Le cas Nabil Fekir en dit long sur la société
La célébration du Lyonnais sur son but, lors du derby à Saint-Etienne (0-5), fait polémique
Ça restera l’image du derby entre Saint-Etienne et Lyon. Auteur du cinquième but de l’OL à GeoffroyGuichard, Nabil Fekir est allé chambrer les supporters stéphanois. Et, depuis dimanche soir, l’international français subit un improbable procès. Pour avoir célébré son but, comme Messi ou Ronaldo l’ont fait avant lui, le Lyonnais a pris très cher.

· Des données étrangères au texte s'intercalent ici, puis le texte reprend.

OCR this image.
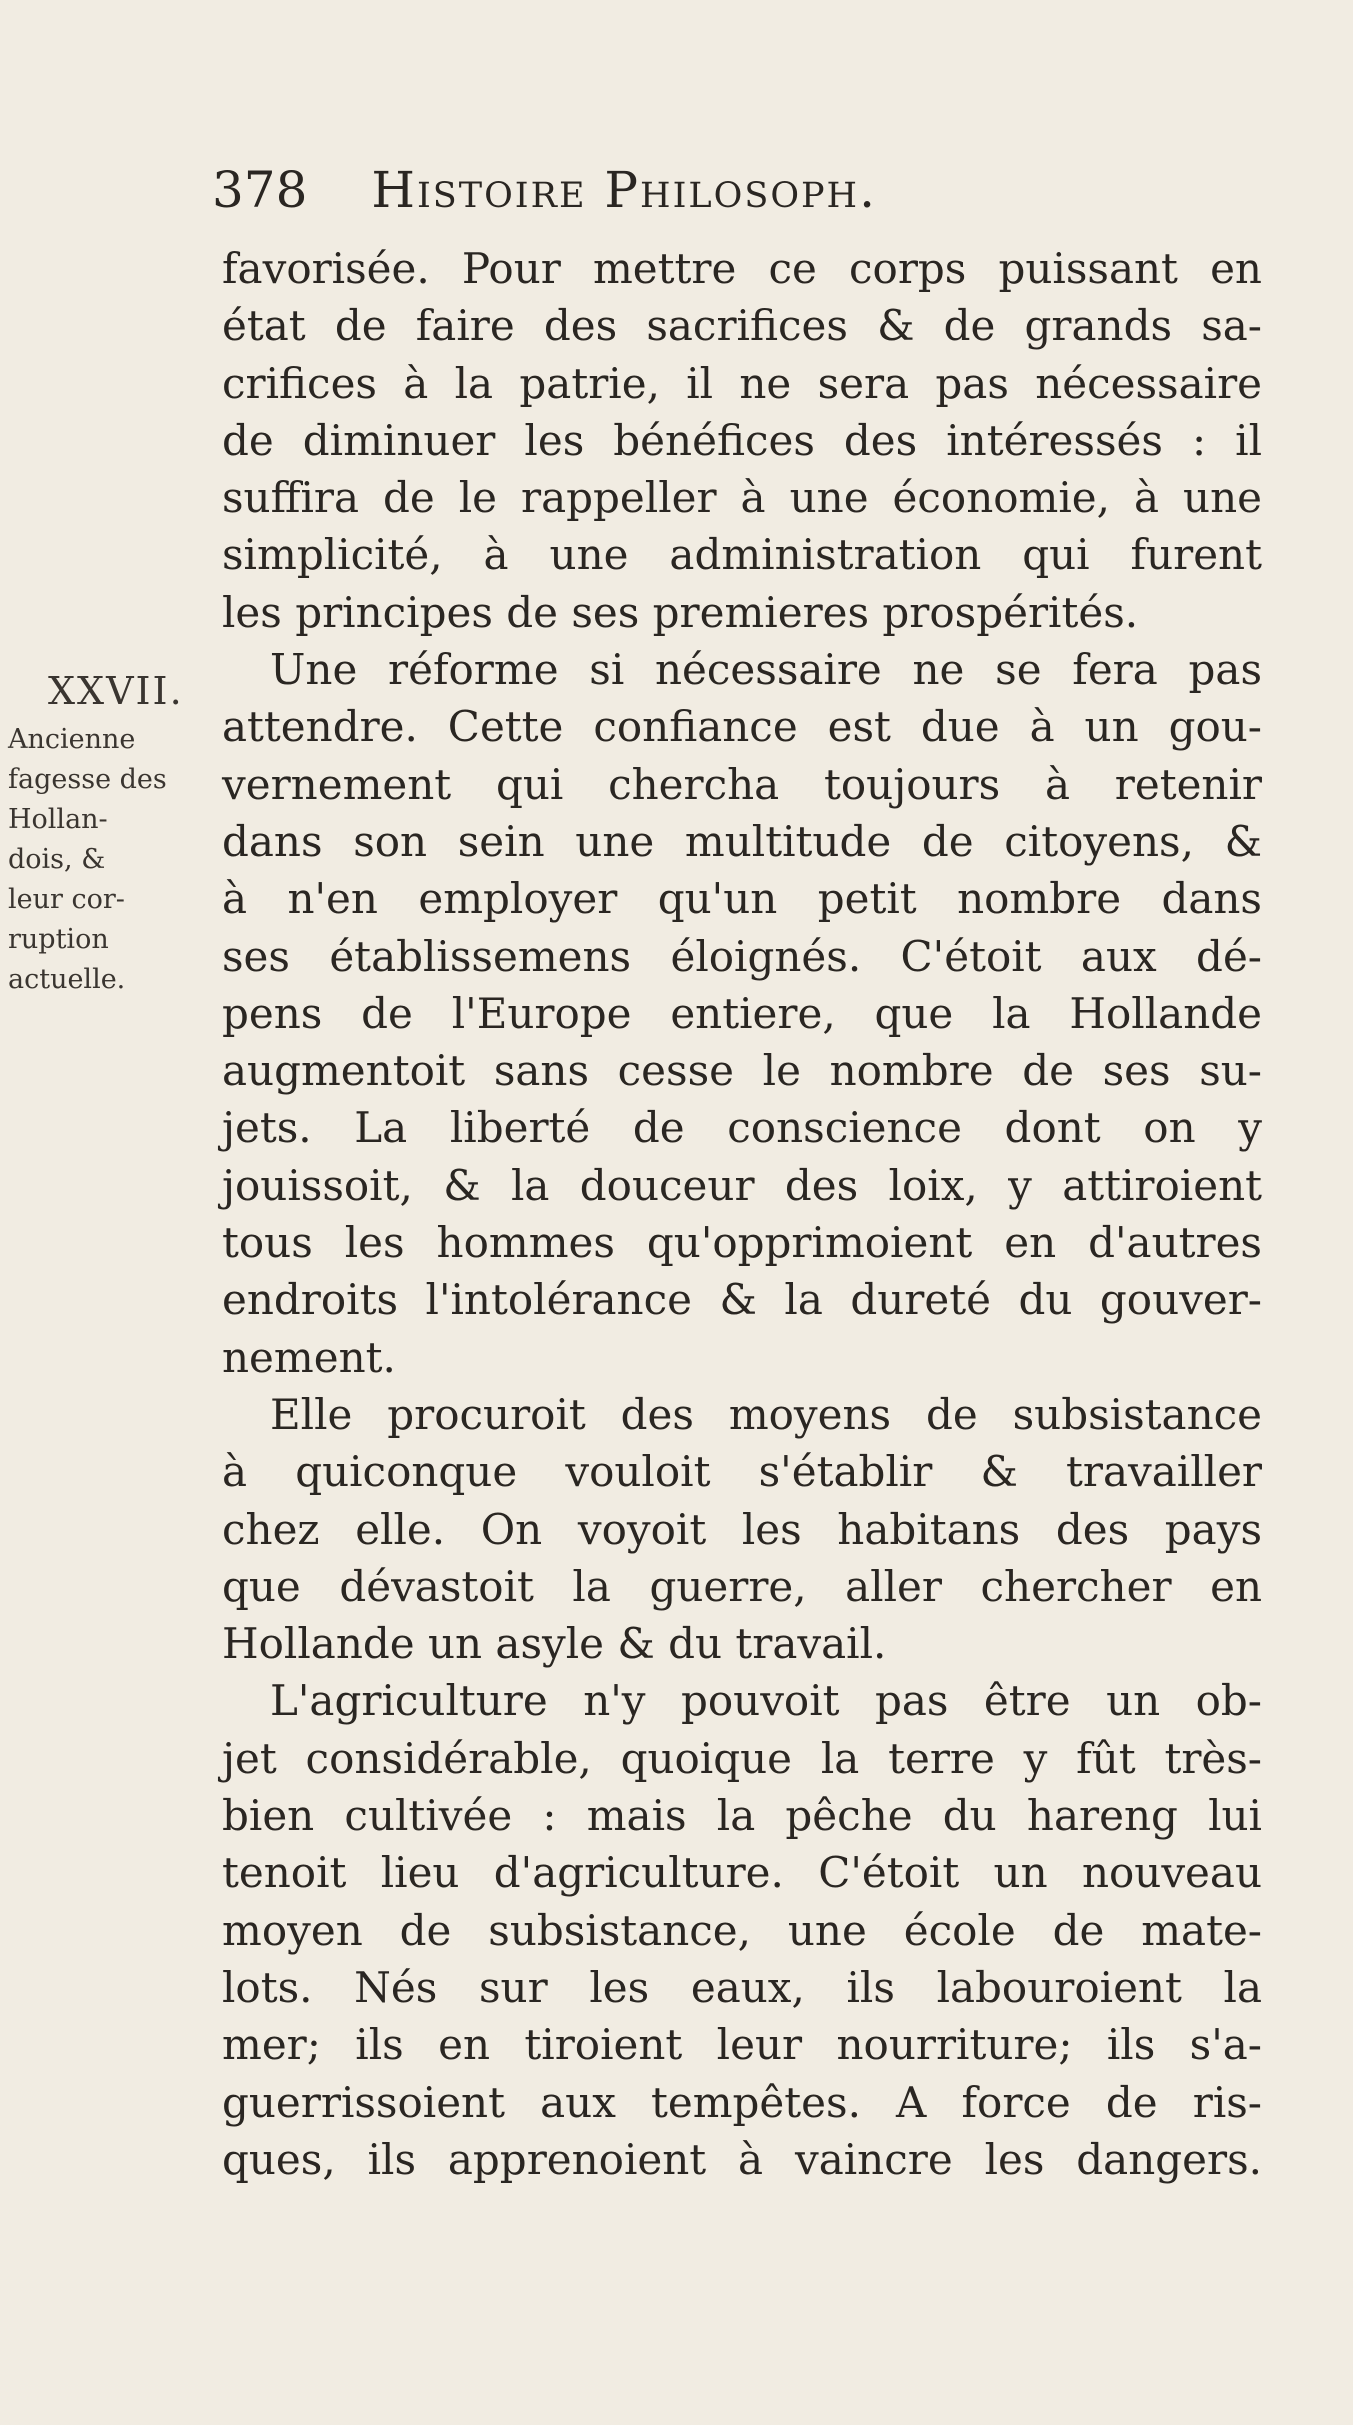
378 Histoire Philosoph.
XXVII.
Ancienne
fagesse des
Hollan-
dois, &
leur cor-
ruption
actuelle.
favorisée. Pour mettre ce corps puissant en
état de faire des sacrifices & de grands sa-
crifices à la patrie, il ne sera pas nécessaire
de diminuer les bénéfices des intéressés : il
suffira de le rappeller à une économie, à une
simplicité, à une administration qui furent
les principes de ses premieres prospérités.
Une réforme si nécessaire ne se fera pas
attendre. Cette confiance est due à un gou-
vernement qui chercha toujours à retenir
dans son sein une multitude de citoyens, &
à n'en employer qu'un petit nombre dans
ses établissemens éloignés. C'étoit aux dé-
pens de l'Europe entiere, que la Hollande
augmentoit sans cesse le nombre de ses su-
jets. La liberté de conscience dont on y
jouissoit, & la douceur des loix, y attiroient
tous les hommes qu'opprimoient en d'autres
endroits l'intolérance & la dureté du gouver-
nement.
Elle procuroit des moyens de subsistance
à quiconque vouloit s'établir & travailler
chez elle. On voyoit les habitans des pays
que dévastoit la guerre, aller chercher en
Hollande un asyle & du travail.
L'agriculture n'y pouvoit pas être un ob-
jet considérable, quoique la terre y fût très-
bien cultivée : mais la pêche du hareng lui
tenoit lieu d'agriculture. C'étoit un nouveau
moyen de subsistance, une école de mate-
lots. Nés sur les eaux, ils labouroient la
mer; ils en tiroient leur nourriture; ils s'a-
guerrissoient aux tempêtes. A force de ris-
ques, ils apprenoient à vaincre les dangers.
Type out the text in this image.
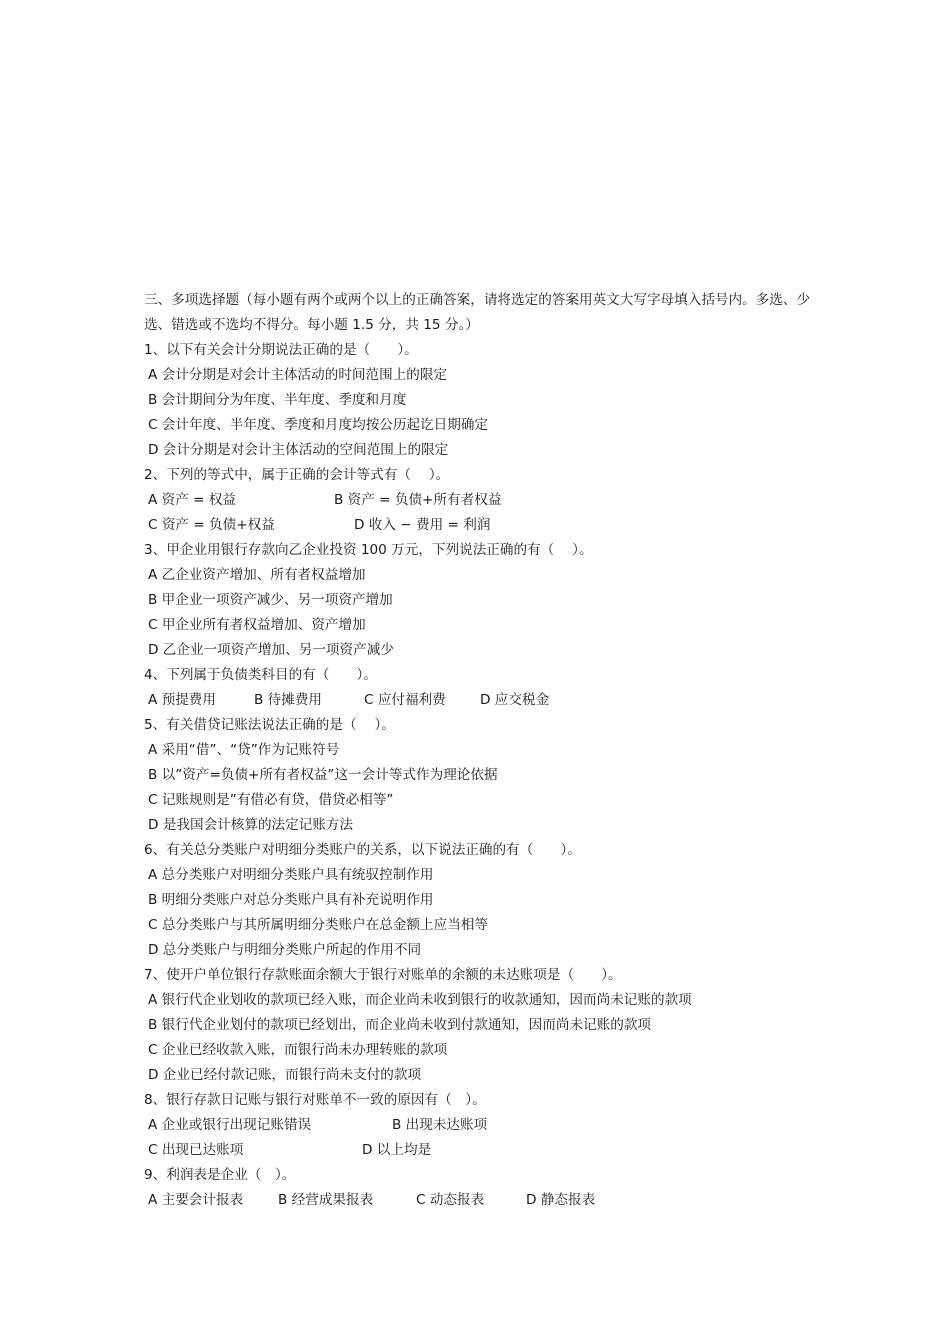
三、多项选择题（每小题有两个或两个以上的正确答案，请将选定的答案用英文大写字母填入括号内。多选、少选、错选或不选均不得分。每小题 1.5 分，共 15 分。）
1、以下有关会计分期说法正确的是（　　）。
A 会计分期是对会计主体活动的时间范围上的限定
B 会计期间分为年度、半年度、季度和月度
C 会计年度、半年度、季度和月度均按公历起讫日期确定
D 会计分期是对会计主体活动的空间范围上的限定
2、下列的等式中，属于正确的会计等式有（　 ）。
A 资产 = 权益	B 资产 = 负债+所有者权益
C 资产 = 负债+权益	D 收入 − 费用 = 利润
3、甲企业用银行存款向乙企业投资 100 万元，下列说法正确的有（　 ）。
A 乙企业资产增加、所有者权益增加
B 甲企业一项资产减少、另一项资产增加
C 甲企业所有者权益增加、资产增加
D 乙企业一项资产增加、另一项资产减少
4、下列属于负债类科目的有（　　）。
A 预提费用	B 待摊费用	C 应付福利费	D 应交税金
5、有关借贷记账法说法正确的是（　 ）。
A 采用“借”、“贷”作为记账符号
B 以”资产=负债+所有者权益”这一会计等式作为理论依据
C 记账规则是”有借必有贷，借贷必相等”
D 是我国会计核算的法定记账方法
6、有关总分类账户对明细分类账户的关系，以下说法正确的有（　　）。
A 总分类账户对明细分类账户具有统驭控制作用
B 明细分类账户对总分类账户具有补充说明作用
C 总分类账户与其所属明细分类账户在总金额上应当相等
D 总分类账户与明细分类账户所起的作用不同
7、使开户单位银行存款账面余额大于银行对账单的余额的未达账项是（　　）。
A 银行代企业划收的款项已经入账，而企业尚未收到银行的收款通知，因而尚未记账的款项
B 银行代企业划付的款项已经划出，而企业尚未收到付款通知，因而尚未记账的款项
C 企业已经收款入账，而银行尚未办理转账的款项
D 企业已经付款记账，而银行尚未支付的款项
8、银行存款日记账与银行对账单不一致的原因有（　）。
A 企业或银行出现记账错误	B 出现未达账项
C 出现已达账项	D 以上均是
9、利润表是企业（　）。
A 主要会计报表	B 经营成果报表	C 动态报表	D 静态报表
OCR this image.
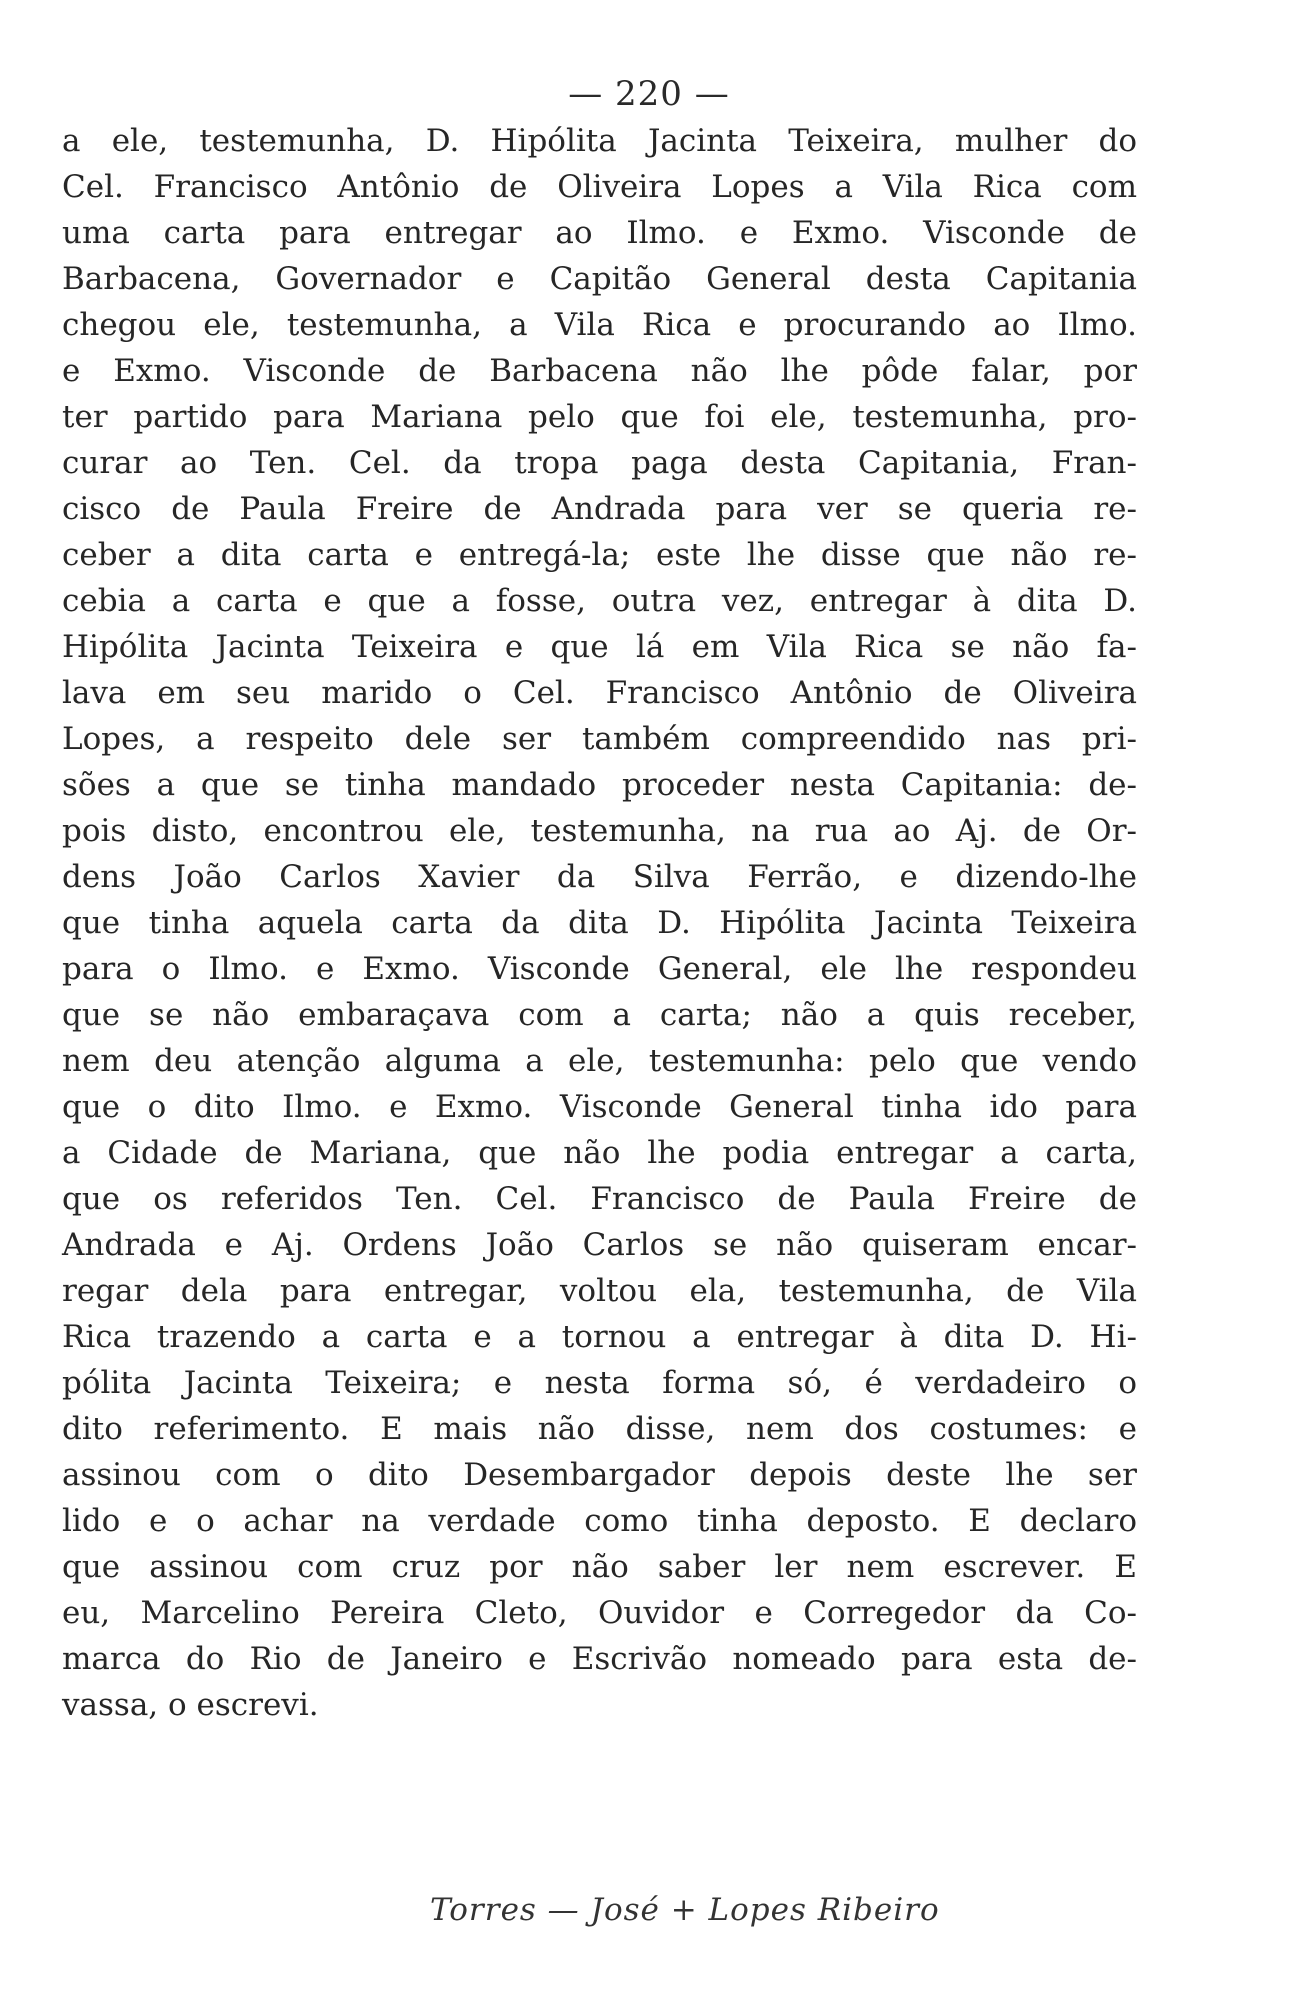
— 220 —
a ele, testemunha, D. Hipólita Jacinta Teixeira, mulher do
Cel. Francisco Antônio de Oliveira Lopes a Vila Rica com
uma carta para entregar ao Ilmo. e Exmo. Visconde de
Barbacena, Governador e Capitão General desta Capitania
chegou ele, testemunha, a Vila Rica e procurando ao Ilmo.
e Exmo. Visconde de Barbacena não lhe pôde falar, por
ter partido para Mariana pelo que foi ele, testemunha, pro-
curar ao Ten. Cel. da tropa paga desta Capitania, Fran-
cisco de Paula Freire de Andrada para ver se queria re-
ceber a dita carta e entregá-la; este lhe disse que não re-
cebia a carta e que a fosse, outra vez, entregar à dita D.
Hipólita Jacinta Teixeira e que lá em Vila Rica se não fa-
lava em seu marido o Cel. Francisco Antônio de Oliveira
Lopes, a respeito dele ser também compreendido nas pri-
sões a que se tinha mandado proceder nesta Capitania: de-
pois disto, encontrou ele, testemunha, na rua ao Aj. de Or-
dens João Carlos Xavier da Silva Ferrão, e dizendo-lhe
que tinha aquela carta da dita D. Hipólita Jacinta Teixeira
para o Ilmo. e Exmo. Visconde General, ele lhe respondeu
que se não embaraçava com a carta; não a quis receber,
nem deu atenção alguma a ele, testemunha: pelo que vendo
que o dito Ilmo. e Exmo. Visconde General tinha ido para
a Cidade de Mariana, que não lhe podia entregar a carta,
que os referidos Ten. Cel. Francisco de Paula Freire de
Andrada e Aj. Ordens João Carlos se não quiseram encar-
regar dela para entregar, voltou ela, testemunha, de Vila
Rica trazendo a carta e a tornou a entregar à dita D. Hi-
pólita Jacinta Teixeira; e nesta forma só, é verdadeiro o
dito referimento. E mais não disse, nem dos costumes: e
assinou com o dito Desembargador depois deste lhe ser
lido e o achar na verdade como tinha deposto. E declaro
que assinou com cruz por não saber ler nem escrever. E
eu, Marcelino Pereira Cleto, Ouvidor e Corregedor da Co-
marca do Rio de Janeiro e Escrivão nomeado para esta de-
vassa, o escrevi.
Torres — José + Lopes Ribeiro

En direct sur Canal+, dans les éditos, sur les réseaux sociaux… « J’ai trouvé ça ridicule, avance Sidney Govou, ancien joueur de l’OL et consultant sur la chaîne cryptée. Je ne suis pas d’accord du tout avec la façon dont il a été traité. Fekir n’a pas été insultant, il n’a tué personne, il a juste montré son maillot. »
« C’est ça le foot ! »
Comme si on avait oublié que le principe de chambrer son adversaire était l’une des raisons pour lesquelles on joue au ballon rond. Le foot est toujours le même, c’est la société qui a changé. « Toute personne publique est bonne pour servir la morale, note Thibaud Leplat, journaliste et auteur de Football
à la française. On se sert des joueurs de foot pour faire de la morale à peu de frais sur leur dos. » Même son de cloche chez Joachim Barbier, auteur de Ce pays
qui n’aime pas le foot : « On a d’importants problèmes sociétaux à régler. On donne au foot un rôle. Les censeurs n’arrivent pas à imaginer l’état émotionnel dans lequel Fekir est quand il fait le geste. Il est devenu le héros d’une ville. C’est ça le foot ! » Et forcément, quelque part, c’est l’histoire d’un conflit générationnel. Quand l’ancien joueur Eric Carrière stigmatise en direct le « besoin de faire du buzz » du Lyonnais, il entérine surtout les différences entre les deux époques. « Fekir s’inscrit dans cette génération qui explose sur les réseaux sociaux, très à l’aise avec les outils de communication, analyse l’entrepreneuse Emmanuelle Duez, l’étendard de la génération Y. Ça pose un problème aux gens qui ne maîtrisent pas ces codes. » Le footballeur a un devoir d’exemplarité. C’est comme ça, paraît-il. Ce geste peut-il, du coup, avoir des conséquences à un niveau inférieur ? « Le foot est le reflet de la société, que ce soit en pro ou en amateur, juge Christophe, entraîneur de jeunes dans la région lyonnaise. En tant qu’éducateur, je vois des choses bien pires. » Alors, on attendra de voir si la commission de discipline de la Ligue, qui s’est saisie du dossier Fekir, décide de le suspendre. « Je n’ose même pas l’imaginer, estime Govou. On est en train d’oublier que ça reste un jeu. On va finir aseptisé. »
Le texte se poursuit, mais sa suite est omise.